The waitress assured me that they only served 100% Arabica beans (a source of pride at most of the coffee houses we saw in the city). They serve locally roasted coffee beans and sell bags of it upfront at a fairly affordable price, along with branded merchandize including shirts, mugs, and bags. They also offer barista training at their Academy location, and have wine tastings, dinners and more at their Helmersbuurt location, near the city center, which from their website looks quite nice.

Taking a broader look around, I couldn’t help but notice how carefully branded and crafted the place was, with different kinds of brewing equipment on display on the side wall, books about the history of coffee in The Netherlands, and lots of items with the Screaming Beans logo, including the mugs & espresso cups they served from, and even down to the t-shirts the servers were wearing.

 

When we left, I noticed people having hot and iced coffee on a bench out front. Socializing outdoors on a nice day is the norm in Amsterdam. Each afternoon in the nearby Jordaan neighborhood where we were staying, we noticed locals gathered right outside their narrow homes to sip, snack, and chat.

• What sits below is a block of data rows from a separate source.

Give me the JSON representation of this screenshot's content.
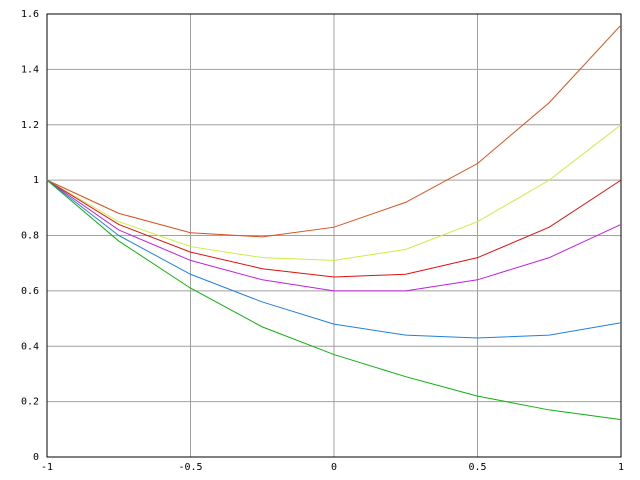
{
  "chart_data": {
    "type": "line",
    "x": [
      -1,
      -0.75,
      -0.5,
      -0.25,
      0,
      0.25,
      0.5,
      0.75,
      1
    ],
    "series": [
      {
        "color": "#d8501c",
        "values": [
          1,
          0.88,
          0.81,
          0.795,
          0.83,
          0.92,
          1.06,
          1.28,
          1.56
        ]
      },
      {
        "color": "#c8f040",
        "values": [
          1,
          0.85,
          0.76,
          0.72,
          0.71,
          0.75,
          0.85,
          1.0,
          1.2
        ]
      },
      {
        "color": "#e01010",
        "values": [
          1,
          0.84,
          0.74,
          0.68,
          0.65,
          0.66,
          0.72,
          0.83,
          1.0
        ]
      },
      {
        "color": "#c020e0",
        "values": [
          1,
          0.82,
          0.71,
          0.64,
          0.6,
          0.6,
          0.64,
          0.72,
          0.84
        ]
      },
      {
        "color": "#2080e0",
        "values": [
          1,
          0.8,
          0.66,
          0.56,
          0.48,
          0.44,
          0.43,
          0.44,
          0.485
        ]
      },
      {
        "color": "#10b010",
        "values": [
          1,
          0.78,
          0.61,
          0.47,
          0.37,
          0.29,
          0.22,
          0.17,
          0.135
        ]
      }
    ],
    "xlim": [
      -1,
      1
    ],
    "xticks": [
      -1,
      -0.5,
      0,
      0.5,
      1
    ],
    "ylim": [
      0,
      1.6
    ],
    "yticks": [
      0,
      0.2,
      0.4,
      0.6,
      0.8,
      1,
      1.2,
      1.4,
      1.6
    ],
    "grid": true
  }
}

The coffee was pretty good overall (but not exceptional) by the standards set by the more recent wave of newer coffee houses in Europe, and their commitment to quality and presentation was evident, but this location felt a bit formal, like a café or restaurant, and less like a local casual coffee house that you might see in the States. Maybe it was the waiter service (which was friendly), or the equal emphasis on the food to the coffee, but still, it was a nice way to spend some time in that part of town.

 


Alden Gewirtz is a photo editor based in NYC, where he has worked at Frommer’s travel guides, Zagat, and other magazines and stock photo agencies. While he enjoys coffee, espresso, and lattes at his local coffee shop in Greenwich Village, at home he kicks it old school, preferring Guatemalan beans freshly ground in a French press.